The restrictions here are that we can specify only one log file per logging properties file. So in case you need the log to go to multiple files, may be based on the application, it’s not possible through configuration in the properties file. However, you can perform the above requirement by writing a specific logger class.

private void initialize(String name)
{
Handler fileHandler;
try {
fileHandler = new FileHandler(filePath, true);
fileHandler.setFormatter(new MyFormatter());
logger=Logger.getLogger(name);
logger.addHandler(fileHandler);
}
public static MyLogger getInstance(String someName)
{
//add the necessary synchronization blocks
mylogger = new MyLogger();
mylogger.initializer(someName);
return mylogger;
}
//this is sample method. Like this you need to provide implementation for
//all other methods
public void debug(String sourceClass, String sourceMethod, String msg)
{
logger.logp(Level.FINEST,sourceClass,sourceMethod,msg);
}
//in your application code, use it this way
MyLogger logger = MyLogger.getInstance(“namethatidentifiestheloglevel”);
logger.debug(“classname”,”methodname”,”msg”);

In the above code snippet, the log level is not mentioned.
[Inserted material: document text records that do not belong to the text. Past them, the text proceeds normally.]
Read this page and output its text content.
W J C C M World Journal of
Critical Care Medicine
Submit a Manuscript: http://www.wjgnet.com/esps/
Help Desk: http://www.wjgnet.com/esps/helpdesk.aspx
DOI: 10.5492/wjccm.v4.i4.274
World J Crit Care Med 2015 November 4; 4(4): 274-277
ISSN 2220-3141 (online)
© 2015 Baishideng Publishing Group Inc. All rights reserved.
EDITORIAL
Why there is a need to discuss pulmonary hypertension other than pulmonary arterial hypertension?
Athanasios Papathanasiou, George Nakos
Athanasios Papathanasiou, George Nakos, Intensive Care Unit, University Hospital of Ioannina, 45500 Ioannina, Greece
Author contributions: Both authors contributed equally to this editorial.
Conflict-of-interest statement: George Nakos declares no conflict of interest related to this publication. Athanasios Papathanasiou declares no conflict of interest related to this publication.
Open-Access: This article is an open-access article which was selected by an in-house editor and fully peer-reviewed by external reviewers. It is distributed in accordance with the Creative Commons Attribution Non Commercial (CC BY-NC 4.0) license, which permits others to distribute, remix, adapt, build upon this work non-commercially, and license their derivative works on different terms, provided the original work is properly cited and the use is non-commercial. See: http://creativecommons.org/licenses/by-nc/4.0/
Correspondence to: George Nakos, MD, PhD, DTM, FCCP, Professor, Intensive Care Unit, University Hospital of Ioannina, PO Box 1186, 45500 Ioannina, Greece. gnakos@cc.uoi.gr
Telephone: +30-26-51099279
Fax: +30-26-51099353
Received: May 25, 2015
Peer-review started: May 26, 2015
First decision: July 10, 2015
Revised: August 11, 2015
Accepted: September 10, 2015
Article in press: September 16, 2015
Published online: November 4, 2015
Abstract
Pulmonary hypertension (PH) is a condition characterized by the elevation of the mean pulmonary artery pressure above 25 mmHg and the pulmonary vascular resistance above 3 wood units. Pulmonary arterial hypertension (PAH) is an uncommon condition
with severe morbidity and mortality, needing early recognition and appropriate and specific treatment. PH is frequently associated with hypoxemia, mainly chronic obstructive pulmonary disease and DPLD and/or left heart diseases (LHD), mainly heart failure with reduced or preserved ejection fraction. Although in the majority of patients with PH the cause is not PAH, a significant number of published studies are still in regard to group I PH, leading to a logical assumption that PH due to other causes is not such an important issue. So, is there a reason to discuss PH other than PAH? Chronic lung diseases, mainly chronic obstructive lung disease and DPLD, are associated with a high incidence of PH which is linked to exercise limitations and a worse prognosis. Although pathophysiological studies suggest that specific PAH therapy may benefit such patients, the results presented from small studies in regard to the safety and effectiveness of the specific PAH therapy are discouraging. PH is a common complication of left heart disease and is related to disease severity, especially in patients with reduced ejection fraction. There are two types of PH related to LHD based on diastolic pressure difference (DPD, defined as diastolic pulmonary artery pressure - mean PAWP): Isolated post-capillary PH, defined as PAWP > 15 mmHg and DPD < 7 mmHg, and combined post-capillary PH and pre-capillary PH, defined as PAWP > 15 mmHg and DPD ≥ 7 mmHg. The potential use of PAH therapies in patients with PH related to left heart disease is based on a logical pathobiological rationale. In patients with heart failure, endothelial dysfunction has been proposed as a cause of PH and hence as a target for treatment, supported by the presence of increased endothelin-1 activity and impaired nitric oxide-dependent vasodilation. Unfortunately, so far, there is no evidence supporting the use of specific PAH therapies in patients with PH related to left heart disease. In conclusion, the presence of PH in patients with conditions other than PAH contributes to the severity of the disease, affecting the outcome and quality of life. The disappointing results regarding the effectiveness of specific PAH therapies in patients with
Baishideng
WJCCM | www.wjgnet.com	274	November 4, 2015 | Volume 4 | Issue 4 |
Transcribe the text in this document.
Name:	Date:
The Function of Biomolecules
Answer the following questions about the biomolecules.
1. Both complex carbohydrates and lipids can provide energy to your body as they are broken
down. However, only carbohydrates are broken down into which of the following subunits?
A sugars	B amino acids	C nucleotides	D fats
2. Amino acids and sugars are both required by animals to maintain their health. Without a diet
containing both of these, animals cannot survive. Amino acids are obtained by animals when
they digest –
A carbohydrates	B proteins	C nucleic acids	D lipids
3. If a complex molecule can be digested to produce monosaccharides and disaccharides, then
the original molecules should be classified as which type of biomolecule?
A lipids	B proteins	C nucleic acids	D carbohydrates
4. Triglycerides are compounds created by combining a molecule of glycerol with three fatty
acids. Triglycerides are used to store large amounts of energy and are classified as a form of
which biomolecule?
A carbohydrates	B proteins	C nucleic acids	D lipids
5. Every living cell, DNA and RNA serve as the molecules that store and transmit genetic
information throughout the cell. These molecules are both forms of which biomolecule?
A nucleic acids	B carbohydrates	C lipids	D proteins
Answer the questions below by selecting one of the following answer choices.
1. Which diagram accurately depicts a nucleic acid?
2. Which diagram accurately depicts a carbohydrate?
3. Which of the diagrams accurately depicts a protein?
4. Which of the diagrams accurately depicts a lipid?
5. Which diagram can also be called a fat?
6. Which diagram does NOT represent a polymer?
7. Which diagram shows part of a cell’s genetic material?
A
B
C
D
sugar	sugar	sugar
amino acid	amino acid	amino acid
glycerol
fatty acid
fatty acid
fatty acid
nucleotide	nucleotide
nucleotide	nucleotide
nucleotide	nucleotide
The log level can be mentioned in the properties file that is passed as the java.util.logging.config.file property. In this case, the value will be set as

namethatidentifiestheloglevel=SEVERE

There are various levels available, the important ones being SEVERE, INFO, FINE, FINEST, DEBUG etc … Please refer to the sun documentation site as the priority of the log level does matter in the content that gets logged.